I have an hour left before I take the train back to C. I walk back to the bridge and stand there, watching the sky and the river. I take in the colour I will not see once I return to C: sky blue. What a majestic colour. I remember the set of paints I owned when I was little. All those different shades of blue … light and dark tones of sky, royal, navy, teal, turquoise, space, powder … the list goes on. Blue is his favourite colour too. It suits him. I once read somewhere that blue represents loyalty. Is he loyal to me? Am I loyal to him? I don’t know.

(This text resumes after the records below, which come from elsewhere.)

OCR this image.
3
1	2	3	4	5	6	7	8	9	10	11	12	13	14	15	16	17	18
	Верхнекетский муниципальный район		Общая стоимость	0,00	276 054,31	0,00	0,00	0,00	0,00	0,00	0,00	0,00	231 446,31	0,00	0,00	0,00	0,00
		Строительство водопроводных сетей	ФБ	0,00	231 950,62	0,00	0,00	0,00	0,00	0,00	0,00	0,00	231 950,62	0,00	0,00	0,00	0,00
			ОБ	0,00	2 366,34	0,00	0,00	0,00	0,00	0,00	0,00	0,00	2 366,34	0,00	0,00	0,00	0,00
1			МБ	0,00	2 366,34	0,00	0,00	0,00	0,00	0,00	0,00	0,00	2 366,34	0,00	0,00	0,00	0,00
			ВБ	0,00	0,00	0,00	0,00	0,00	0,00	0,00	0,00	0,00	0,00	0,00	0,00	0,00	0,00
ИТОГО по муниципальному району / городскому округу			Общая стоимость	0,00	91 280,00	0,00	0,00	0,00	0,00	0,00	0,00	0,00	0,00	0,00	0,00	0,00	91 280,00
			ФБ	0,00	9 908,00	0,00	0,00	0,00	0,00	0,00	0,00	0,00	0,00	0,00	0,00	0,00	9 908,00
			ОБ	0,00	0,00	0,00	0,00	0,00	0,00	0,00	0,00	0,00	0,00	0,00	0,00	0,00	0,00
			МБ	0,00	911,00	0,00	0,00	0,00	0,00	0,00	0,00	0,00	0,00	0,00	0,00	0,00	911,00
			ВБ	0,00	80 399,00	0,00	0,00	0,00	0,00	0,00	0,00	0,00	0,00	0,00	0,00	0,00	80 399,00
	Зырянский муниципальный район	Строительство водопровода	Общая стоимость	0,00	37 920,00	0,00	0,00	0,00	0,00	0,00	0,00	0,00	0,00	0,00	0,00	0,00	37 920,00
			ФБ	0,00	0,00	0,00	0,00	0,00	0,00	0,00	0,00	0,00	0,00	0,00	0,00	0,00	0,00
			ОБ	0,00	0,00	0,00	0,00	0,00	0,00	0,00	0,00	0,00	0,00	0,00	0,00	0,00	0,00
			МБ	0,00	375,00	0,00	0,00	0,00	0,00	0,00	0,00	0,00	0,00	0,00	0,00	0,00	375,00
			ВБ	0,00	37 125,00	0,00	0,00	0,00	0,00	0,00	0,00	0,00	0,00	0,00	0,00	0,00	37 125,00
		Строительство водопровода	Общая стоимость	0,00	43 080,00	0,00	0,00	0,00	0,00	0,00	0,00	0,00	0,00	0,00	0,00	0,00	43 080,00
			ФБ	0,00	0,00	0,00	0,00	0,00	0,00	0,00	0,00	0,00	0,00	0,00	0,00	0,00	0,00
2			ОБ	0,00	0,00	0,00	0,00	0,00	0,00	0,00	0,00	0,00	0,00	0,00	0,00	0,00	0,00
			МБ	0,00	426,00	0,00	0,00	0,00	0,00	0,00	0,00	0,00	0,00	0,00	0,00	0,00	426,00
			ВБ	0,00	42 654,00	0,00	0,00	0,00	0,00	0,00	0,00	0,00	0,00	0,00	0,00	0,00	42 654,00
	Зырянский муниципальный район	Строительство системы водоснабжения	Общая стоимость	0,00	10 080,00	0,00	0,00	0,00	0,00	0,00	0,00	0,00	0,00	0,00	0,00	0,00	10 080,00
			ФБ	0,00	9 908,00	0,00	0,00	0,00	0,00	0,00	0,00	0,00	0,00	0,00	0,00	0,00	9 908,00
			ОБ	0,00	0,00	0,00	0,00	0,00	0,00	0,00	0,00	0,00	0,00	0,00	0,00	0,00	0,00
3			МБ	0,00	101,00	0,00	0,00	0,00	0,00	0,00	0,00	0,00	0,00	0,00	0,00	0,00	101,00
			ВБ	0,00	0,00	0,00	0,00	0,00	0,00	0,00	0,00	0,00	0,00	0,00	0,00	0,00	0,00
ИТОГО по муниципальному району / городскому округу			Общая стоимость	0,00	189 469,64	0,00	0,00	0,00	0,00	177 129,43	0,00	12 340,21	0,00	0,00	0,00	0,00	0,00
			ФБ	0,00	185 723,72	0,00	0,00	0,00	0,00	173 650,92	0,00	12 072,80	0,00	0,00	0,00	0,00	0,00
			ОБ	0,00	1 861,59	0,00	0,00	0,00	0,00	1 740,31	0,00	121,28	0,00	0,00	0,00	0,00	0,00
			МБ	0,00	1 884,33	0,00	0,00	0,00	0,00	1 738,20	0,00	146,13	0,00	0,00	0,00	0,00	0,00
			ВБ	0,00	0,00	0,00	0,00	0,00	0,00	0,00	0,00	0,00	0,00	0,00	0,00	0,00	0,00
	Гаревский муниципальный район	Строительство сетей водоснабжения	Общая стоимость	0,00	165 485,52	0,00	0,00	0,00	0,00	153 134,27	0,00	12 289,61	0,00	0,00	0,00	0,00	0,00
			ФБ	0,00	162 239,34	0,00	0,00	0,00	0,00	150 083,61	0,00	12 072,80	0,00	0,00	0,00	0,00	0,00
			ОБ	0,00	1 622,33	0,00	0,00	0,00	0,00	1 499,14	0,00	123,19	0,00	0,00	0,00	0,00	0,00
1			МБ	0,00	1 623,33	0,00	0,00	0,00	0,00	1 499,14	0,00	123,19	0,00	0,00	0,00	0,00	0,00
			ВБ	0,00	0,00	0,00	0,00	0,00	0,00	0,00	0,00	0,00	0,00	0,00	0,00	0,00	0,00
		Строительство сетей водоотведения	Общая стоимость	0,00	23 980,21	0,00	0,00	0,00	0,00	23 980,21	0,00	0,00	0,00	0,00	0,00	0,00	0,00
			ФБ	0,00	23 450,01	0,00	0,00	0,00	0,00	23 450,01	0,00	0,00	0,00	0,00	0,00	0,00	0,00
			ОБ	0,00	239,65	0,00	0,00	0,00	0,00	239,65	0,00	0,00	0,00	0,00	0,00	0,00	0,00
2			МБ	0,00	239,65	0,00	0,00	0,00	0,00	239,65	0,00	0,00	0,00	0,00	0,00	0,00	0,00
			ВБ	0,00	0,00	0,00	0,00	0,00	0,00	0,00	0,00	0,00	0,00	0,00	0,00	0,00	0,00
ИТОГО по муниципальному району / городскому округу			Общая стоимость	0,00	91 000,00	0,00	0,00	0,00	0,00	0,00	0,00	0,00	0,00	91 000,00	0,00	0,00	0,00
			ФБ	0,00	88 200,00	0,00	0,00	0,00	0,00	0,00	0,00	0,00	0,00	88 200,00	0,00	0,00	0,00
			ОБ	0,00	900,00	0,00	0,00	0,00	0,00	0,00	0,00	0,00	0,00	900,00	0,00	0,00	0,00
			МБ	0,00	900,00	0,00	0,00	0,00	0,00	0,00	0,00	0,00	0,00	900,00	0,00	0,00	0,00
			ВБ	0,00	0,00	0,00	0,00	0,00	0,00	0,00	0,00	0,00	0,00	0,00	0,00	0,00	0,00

I take a bit of the sky blue with me in my eyes as I go to the station. The day with the sun spent in the megalopolis has been good. But now, I must head back to C where my dark night blue awaits.
About the book:
C: A Novel tells the story of a nameless wanderer – a writer – as she moves between two cities and across centuries, coming to terms with her myriad emotions and strange experiences. It is also, in a sense, a tale of two cities that are dear to the protagonist for C is the name of the dark, sunless city she visits on a writing sabbatical, and also a reference to her bright, native city that she has left behind.
The novel, written in prose and poetry, is narrated in two voices: one the protagonist’s and the other that of the city without the sun, where her every waking moment is suffused with memories of a distant lover, and where she meets an ethereal woman. C takes readers on multiple journeys with the protagonist and, as we journey with her, we are given profound and memorable insights into love, pain, loss, regret, history, joy, hope, and possibility.